I wrote a recent blog post about George Yost Harry and his 1956 dissertation on the trawl fisheries off Oregon. My friend Jean Dunn passed on Dr. Harry’s email address; he lives in Bellevue, and was kind enough to take the time to write me a lovely letter, that also lays out some of the details of his career. He includes some very valuable information on reports that he and Jergen Westrheim wrote about the trawl fishery in the late 1940s and early 1950s. Among the many things I did not know, Dr. Harry reports that he chartered a trawler in 1951 to search for pink shrimp off Oregon. “I remember well the thrill of seeing several boxes of pink shrimp at the landing,” Dr. Harry writes. The pink shrimp fishery didn’t take off immediately; it took the development of shrimp peeling machines to make the fishery viable.
It’s exciting to be in touch with Dr. Harry, and to know what he intends to be in Corvallis for the 75th anniversary of the establishment of the Department of Fisheries and Wildlife at Oregon. The Department is scheduling a birthday party on Oct. 10-11.

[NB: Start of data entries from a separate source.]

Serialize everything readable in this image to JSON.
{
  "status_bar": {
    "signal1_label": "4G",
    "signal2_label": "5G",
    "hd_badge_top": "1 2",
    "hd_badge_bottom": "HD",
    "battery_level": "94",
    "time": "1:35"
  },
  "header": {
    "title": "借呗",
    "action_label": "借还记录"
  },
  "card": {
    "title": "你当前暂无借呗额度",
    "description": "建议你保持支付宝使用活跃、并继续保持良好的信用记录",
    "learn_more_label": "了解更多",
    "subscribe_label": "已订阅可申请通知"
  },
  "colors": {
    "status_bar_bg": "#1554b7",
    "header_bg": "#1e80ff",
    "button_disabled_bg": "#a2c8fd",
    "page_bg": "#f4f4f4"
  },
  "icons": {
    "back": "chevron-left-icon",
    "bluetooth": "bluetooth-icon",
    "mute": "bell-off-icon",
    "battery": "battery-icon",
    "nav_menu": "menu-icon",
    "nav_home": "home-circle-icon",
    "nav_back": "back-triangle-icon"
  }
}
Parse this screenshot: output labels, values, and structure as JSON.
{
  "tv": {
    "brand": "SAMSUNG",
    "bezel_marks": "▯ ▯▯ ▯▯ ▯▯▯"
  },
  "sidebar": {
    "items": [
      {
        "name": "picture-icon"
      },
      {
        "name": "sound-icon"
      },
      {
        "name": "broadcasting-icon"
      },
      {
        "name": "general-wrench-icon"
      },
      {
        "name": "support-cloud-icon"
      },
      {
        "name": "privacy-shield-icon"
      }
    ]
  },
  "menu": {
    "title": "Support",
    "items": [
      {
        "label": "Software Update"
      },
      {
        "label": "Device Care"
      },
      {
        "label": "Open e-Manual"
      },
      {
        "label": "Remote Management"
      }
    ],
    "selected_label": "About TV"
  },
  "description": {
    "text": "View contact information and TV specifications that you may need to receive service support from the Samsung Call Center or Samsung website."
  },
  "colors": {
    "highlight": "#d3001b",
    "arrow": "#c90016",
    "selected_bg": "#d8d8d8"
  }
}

http://fw.oregonstate.edu/Reunion.htm
This is a wonderful time to be working on fishing history. The Internet makes so many resources available and there is enormous interest in fisheries history. Among the most committed is Willis Hobart, the editor of the Marine Fisheries Review, published by the National Marine Fisheries Service. Thanks to his efforts, MFR offers the most substantive collection of articles on fisheries history, now available on their own website,
http://spo.nwr.noaa.gov/historypubs.htm
All the material can be downloaded as pdf. In addition to the link to these articles, all of the issues of the Fishery Bulletin are on line, back to the first issue in 1881. Fishery scientists know about the MFR, but I’m not sure that historians are aware of it, and of the rich material it contains. It’s been published under various titles at different times; after World War II, it was the Commercial Fisheries Review. The volumes in those days contained a section that detailed the growth of fishing in various countries around the world. It was an invaluable resource when I was writing my dissertation and curious to know what was happening with boat construction in Japan and developments in fish processing capacity in Iceland (why on earth was I interested in fish processing in Iceland? Because the U.S. State Department was anxious to establish economic ties with Iceland and to continue using the air base they had constructed during the war. American financial aid played a substantial role in developing the post-war Icelandic fishing industry. Icelandic fish was exported to the U.S., and along with the greater volume of fillets from Canada, weakened the New England fishing industry. Icelandic fish sold in the U.S. was Icelandic fish not sold to the Soviet Union. When it comes to fish, there’s always more at stake than just protein).
Thanks to the information from Dr. Harry, I now know that in 1888, the U.S. Fish Commission sent its research vessel, the Albatross, to conduct investigations in the North Pacific Ocean during the fall of 1888 and the summer and fall of 1981. The summary of their findings was published in the Bulletin of the U.S. Fish Commission, vol. viii, in 1888. The survey is described as “extensive,” but few fishing spots were developed.
Launched in 1882, the Albatross was the world’s first large deep-water oceanographic and fisheries research vessel. It had a distinguished 40-year career, and much of it was documented in a special issue of the Marine Fisheries Review, in 1999. The Review published the papers from a symposium on the Albatross, held at the University of Washington. There are papers on the expedition to the Philippines in 1907, and a paper on Kumataro Ito, the Japanese artist who was part of the crew for the voyage. His detailed drawings of fish species are exquisite.
All that information is available online, and makes a fitting start to our timeline on the development of the fishing industry on the Oregon coast.
Thank you for the links and info. It’s great and will be perfect to assist my research paper.